I tried a lot, but I don;'t know where I am stuck:
$$g^{(n)}(t)=f^{(n)}(t)-f'(\alpha)-f''(\alpha)-\dots-\dfrac{f^{(n)}(\alpha)}{k!}k(t-\alpha)^{k-1}-nM(t-\alpha)^{n-1}$$
The first term $f^{(n)}(t)$ comes from the $n$-th derivative of $f(t)$.

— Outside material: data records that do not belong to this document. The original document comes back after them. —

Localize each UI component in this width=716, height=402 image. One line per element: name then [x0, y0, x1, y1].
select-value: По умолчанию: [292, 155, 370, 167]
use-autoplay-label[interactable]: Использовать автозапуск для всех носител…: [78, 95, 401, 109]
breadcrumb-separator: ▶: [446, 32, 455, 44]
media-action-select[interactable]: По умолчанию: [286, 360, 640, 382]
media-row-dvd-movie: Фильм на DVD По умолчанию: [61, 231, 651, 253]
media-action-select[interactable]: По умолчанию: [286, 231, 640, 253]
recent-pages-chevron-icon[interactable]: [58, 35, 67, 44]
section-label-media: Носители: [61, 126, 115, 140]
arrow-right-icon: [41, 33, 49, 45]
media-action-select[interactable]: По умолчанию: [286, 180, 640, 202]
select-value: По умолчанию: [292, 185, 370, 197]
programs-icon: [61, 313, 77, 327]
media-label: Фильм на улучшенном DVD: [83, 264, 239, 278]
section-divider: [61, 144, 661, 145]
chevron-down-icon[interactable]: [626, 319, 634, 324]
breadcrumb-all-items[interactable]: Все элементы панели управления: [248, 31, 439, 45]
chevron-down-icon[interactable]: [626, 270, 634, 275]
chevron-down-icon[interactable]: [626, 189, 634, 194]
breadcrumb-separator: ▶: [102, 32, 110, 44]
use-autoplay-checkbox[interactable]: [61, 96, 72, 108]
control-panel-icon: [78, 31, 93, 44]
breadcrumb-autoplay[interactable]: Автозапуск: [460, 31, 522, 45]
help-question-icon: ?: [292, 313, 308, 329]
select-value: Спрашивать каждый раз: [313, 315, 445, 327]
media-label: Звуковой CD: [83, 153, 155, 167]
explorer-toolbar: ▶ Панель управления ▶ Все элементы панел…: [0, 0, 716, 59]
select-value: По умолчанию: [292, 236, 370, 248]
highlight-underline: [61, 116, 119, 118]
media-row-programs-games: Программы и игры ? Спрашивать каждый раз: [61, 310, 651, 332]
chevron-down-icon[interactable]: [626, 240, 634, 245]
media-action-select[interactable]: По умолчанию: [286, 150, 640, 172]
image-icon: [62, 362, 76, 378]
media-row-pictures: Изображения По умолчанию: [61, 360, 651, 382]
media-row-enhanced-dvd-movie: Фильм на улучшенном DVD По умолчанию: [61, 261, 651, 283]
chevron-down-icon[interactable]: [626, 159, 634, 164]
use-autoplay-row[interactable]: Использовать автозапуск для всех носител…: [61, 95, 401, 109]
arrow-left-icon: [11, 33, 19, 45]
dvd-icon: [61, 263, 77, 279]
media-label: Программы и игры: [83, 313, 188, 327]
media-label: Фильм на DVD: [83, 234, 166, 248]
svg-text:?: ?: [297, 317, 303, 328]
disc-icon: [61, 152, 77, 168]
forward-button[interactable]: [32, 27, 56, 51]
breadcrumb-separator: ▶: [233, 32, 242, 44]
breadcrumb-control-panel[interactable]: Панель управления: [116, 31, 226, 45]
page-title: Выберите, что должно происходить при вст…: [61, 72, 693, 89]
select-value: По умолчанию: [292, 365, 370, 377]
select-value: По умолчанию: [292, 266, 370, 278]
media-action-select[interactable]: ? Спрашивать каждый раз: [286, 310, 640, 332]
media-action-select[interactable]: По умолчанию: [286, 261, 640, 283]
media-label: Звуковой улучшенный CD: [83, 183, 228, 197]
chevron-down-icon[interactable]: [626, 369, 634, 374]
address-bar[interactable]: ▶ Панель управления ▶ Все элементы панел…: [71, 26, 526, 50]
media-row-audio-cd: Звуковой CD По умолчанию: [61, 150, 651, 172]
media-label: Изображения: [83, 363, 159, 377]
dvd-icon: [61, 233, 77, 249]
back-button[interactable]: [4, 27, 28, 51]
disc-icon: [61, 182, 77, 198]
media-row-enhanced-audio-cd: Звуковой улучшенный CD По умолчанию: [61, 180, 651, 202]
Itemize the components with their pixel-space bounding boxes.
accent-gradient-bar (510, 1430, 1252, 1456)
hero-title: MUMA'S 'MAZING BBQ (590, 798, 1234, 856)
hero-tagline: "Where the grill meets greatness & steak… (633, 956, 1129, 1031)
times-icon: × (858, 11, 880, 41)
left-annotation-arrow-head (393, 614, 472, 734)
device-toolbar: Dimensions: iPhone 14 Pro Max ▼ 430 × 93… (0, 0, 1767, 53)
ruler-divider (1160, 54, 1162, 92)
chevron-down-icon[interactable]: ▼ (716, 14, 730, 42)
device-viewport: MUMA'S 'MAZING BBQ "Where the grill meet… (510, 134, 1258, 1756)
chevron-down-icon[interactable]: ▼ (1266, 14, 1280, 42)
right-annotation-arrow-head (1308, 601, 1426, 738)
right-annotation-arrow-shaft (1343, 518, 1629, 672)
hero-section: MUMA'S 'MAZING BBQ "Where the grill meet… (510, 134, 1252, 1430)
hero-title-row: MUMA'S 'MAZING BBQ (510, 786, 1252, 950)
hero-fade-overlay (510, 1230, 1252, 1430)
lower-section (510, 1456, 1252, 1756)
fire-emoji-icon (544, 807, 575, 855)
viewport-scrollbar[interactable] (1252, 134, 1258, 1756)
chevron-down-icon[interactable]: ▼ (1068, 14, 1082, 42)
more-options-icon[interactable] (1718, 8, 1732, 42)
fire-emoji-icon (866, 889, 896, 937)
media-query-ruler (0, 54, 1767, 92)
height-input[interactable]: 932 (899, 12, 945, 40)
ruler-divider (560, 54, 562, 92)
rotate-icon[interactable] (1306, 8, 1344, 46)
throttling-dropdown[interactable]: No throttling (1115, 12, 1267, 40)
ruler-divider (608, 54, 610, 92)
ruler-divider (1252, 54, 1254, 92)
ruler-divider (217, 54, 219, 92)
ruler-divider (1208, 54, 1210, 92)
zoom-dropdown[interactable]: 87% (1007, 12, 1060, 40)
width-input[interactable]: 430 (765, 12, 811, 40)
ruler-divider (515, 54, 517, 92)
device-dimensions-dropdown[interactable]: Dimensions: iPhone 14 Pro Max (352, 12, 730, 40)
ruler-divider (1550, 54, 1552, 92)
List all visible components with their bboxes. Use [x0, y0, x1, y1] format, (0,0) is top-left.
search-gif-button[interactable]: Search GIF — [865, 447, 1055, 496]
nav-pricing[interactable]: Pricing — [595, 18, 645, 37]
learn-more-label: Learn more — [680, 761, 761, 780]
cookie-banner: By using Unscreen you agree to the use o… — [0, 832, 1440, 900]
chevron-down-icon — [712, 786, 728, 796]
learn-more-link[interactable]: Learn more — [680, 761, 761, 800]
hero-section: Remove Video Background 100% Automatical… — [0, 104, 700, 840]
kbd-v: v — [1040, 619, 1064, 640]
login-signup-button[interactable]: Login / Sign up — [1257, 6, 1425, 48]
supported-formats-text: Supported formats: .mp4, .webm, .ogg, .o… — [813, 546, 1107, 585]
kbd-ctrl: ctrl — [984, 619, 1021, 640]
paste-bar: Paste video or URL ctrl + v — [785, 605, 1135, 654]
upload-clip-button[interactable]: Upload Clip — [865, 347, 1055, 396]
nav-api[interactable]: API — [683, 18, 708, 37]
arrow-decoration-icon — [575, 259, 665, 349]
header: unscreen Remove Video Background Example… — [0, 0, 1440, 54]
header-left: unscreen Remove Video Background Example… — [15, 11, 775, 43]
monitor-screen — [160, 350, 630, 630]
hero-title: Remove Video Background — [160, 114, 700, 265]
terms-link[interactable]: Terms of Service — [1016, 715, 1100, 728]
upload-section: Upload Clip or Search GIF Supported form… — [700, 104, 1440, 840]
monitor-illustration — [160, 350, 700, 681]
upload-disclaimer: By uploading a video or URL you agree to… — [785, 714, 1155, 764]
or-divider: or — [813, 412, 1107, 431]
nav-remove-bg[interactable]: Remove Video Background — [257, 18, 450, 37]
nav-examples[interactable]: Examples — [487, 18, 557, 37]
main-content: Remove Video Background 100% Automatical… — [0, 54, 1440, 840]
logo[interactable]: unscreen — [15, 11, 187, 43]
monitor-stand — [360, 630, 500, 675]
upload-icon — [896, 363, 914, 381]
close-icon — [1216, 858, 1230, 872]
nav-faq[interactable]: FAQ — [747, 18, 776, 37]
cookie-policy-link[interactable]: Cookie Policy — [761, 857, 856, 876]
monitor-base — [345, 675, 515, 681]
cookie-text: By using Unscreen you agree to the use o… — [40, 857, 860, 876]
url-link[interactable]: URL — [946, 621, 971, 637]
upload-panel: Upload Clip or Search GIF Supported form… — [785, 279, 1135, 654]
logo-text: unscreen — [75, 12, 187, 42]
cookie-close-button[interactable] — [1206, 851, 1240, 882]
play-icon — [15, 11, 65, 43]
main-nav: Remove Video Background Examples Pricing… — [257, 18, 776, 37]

Observe that $\dfrac{f^{(k)}(\alpha)}{k!}$ is the coefficient of the polynomial $(t-\alpha)^k$ of degree $k < n$, after differentiating $n$-times, the sum $\sum\limits_{k=0}^{n-1}\dfrac{f^{(k)}(\alpha)}{k!}(t-\alpha)^k$ vanishes.
The last term $-n!M$ comes from the $n$-th derivative of $-M(t-\alpha)^n$.